Abstract: This paper proposes the Agreement Problem Protocol Verification Environment (APPROVE) for the automated formal verification of novel solutions to agreement problems in group communication systems. Agreement problems are characterized by the need for a group of processes to agree on a proposed value and are exemplified by group membership, consensus and fault-tolerance scenarios. Due to their fundamental role, it is important that the correctness of new agreement algorithms be verified formally. In the past, the application of manual proof methods has been met with varying degrees of success, suggesting the need for a less error prone automated approach. An observation concerning previous proofs is that often a significant amount of effort is invested in modeling themes common to all such proofs, albeit using different formalisms. Thus, the APPROVE project aims to address these issues, its envisaged culmination being a usable software framework that exploits model re-use wherever possible.

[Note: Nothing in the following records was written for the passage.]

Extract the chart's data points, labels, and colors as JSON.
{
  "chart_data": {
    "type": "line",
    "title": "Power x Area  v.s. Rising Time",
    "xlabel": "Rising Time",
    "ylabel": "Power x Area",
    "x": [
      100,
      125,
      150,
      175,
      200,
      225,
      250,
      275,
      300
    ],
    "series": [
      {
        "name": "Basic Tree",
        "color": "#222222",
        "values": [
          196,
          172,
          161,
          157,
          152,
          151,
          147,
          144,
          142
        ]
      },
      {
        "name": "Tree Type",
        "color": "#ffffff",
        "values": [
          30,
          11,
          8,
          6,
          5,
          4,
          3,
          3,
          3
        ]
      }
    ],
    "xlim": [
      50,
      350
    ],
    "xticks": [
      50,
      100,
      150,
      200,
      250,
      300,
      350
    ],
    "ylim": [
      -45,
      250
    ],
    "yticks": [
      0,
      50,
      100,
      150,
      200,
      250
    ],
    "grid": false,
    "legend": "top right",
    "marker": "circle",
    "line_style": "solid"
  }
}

A programming language for hardware/software co-design
Douglas Watt and David May (University of Bristol, UK)

Abstract: We have developed a programming language that allows programs to be expressed as single specifications in which any number of processes may be tagged for hardware compilation and the rest are compiled into software. We introduce a number of novel transformations that may be arbitrarily applied to an occam process in order to decompose it into two semantically equivalent concurrent processes. Our compiler targets hardware by compiling one of these processes into a field programmable gate array and the other into x86 object code. Furthermore, the compiler integrates a specialised communications protocol between the two programs that consists of a full-duplex channel implementation, multiplexor and buffers that are dependent on the program structure and that guarantee all external communications are free from deadlock. We demonstrate the elegance of our language and the power of our compiler on a small benchmark program.

Applications:

Parallel genetic algorithms to find a near optimal schedule to functionally distribute tasks on multiprocessor architectures
Michelle Moore (Texas A&M University, USA)

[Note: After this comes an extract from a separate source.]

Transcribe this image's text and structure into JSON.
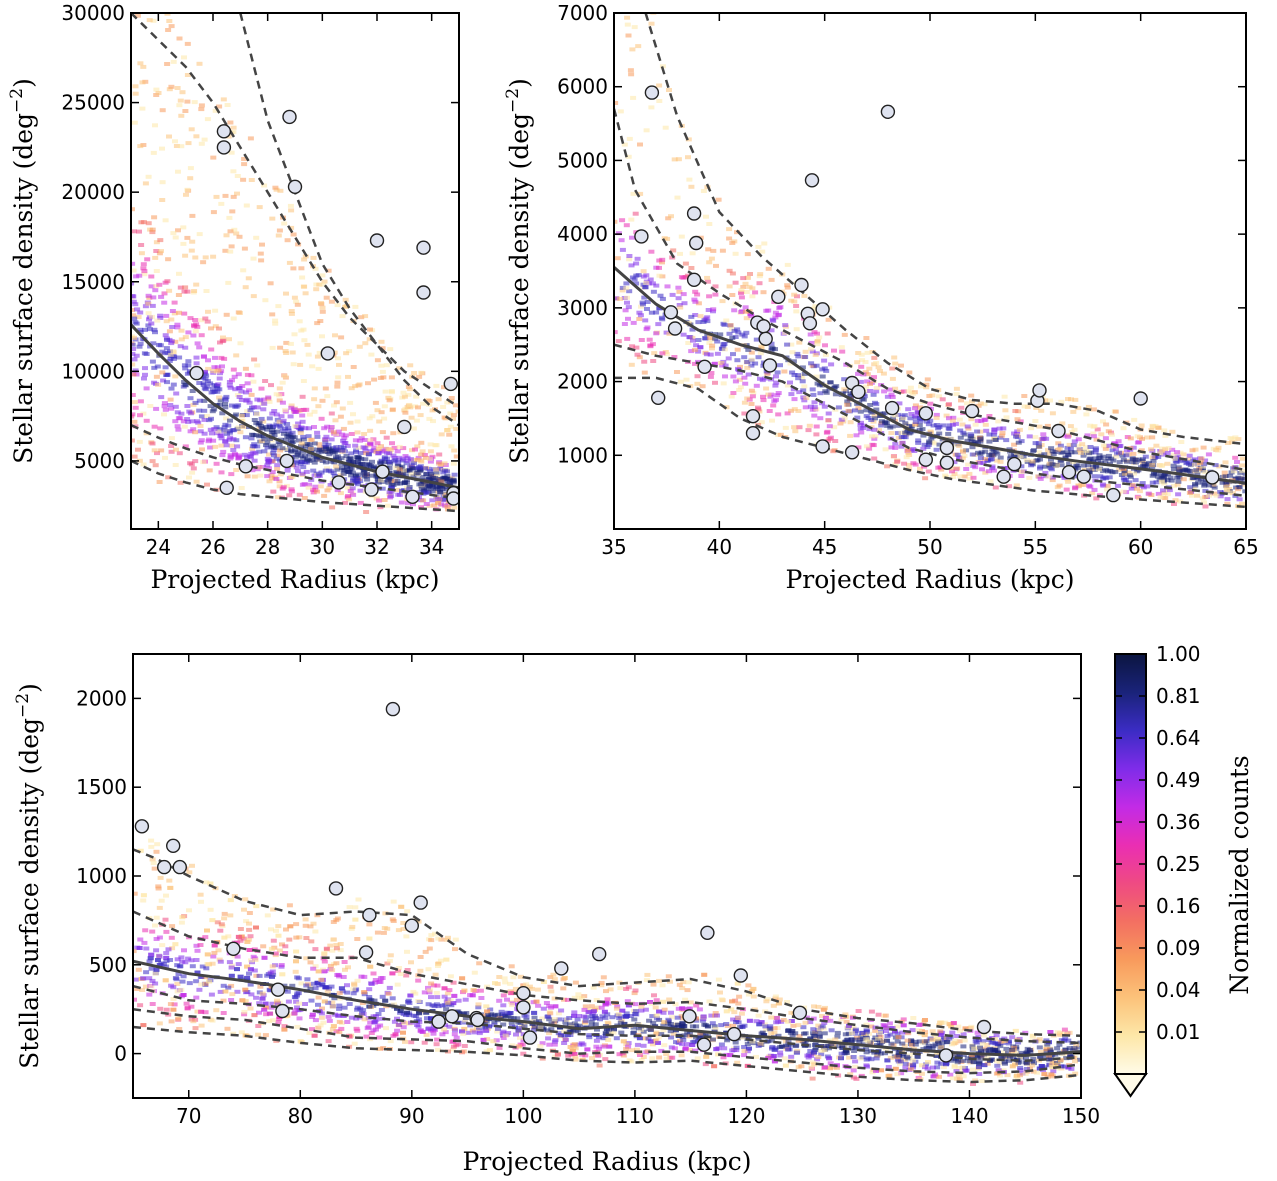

Abstract: Parallel genetic schedulers (PGS) are applied to a combinatorial optimisation problem, the scheduling of multiple, independent, non-identical tasks. The tasks are functionally partitioned and must be distributed over a multicomputer or multiprocessor system. As each task completes execution, a result message must be communicated. Communication occurs over a shared bus. This problem is known to be NP-complete [1]. The PGS execute on a shared memory multiprocessor system and on a simulated SIMD torus. Schedules produced by the PGS are compared to each other, to those found by an exponential-time optimal branch and bound algorithm, and to those found by a linear-time opportunistic algorithm. The PGS produce extremely accurate schedules very quickly. When the PGS are executed with increasing numbers of processors, near linear speedups are obtained with no decrease in the quality of the resulting schedules.

The Future:

Towards a successor for Occam
Ian East (Oxford Brookes University, UK)

Abstract: occam [1] offers features and attributes that make it unique among programming languages, particularly in the ease and security with which one may program concurrency. After a brief summary of occam's strengths, possible additional features are discussed, including recursion, source code modularity, exception response, and the automatic avoidance of deadlock. Consideration is then given to the inclusion of passive ("data") objects and the possibility of their movement between processes. Transfer primitives are proposed, alongside assignment and communication. Discussion is presented with regard to the potential for a new programming language, building on occam, while preserving its security and simplicity.

CHANnels to deliver memory
Oyvind Teig (Kongsberg Maritime Ship Systems, Ship Control (KMSS-SC), Norway)

Abstract: Memory objects are assigned to processes over a CHANnel like construct. This way one can wait for an object indefinitely, or with timeout in an ALT construct - coexisting with CHANnel inputs. The run-time SYSTEM will handle requests. Alternatively, a user memory handler process may use the underlying SYSTEM and serve other clients. Occam 2 is used as catalyst language.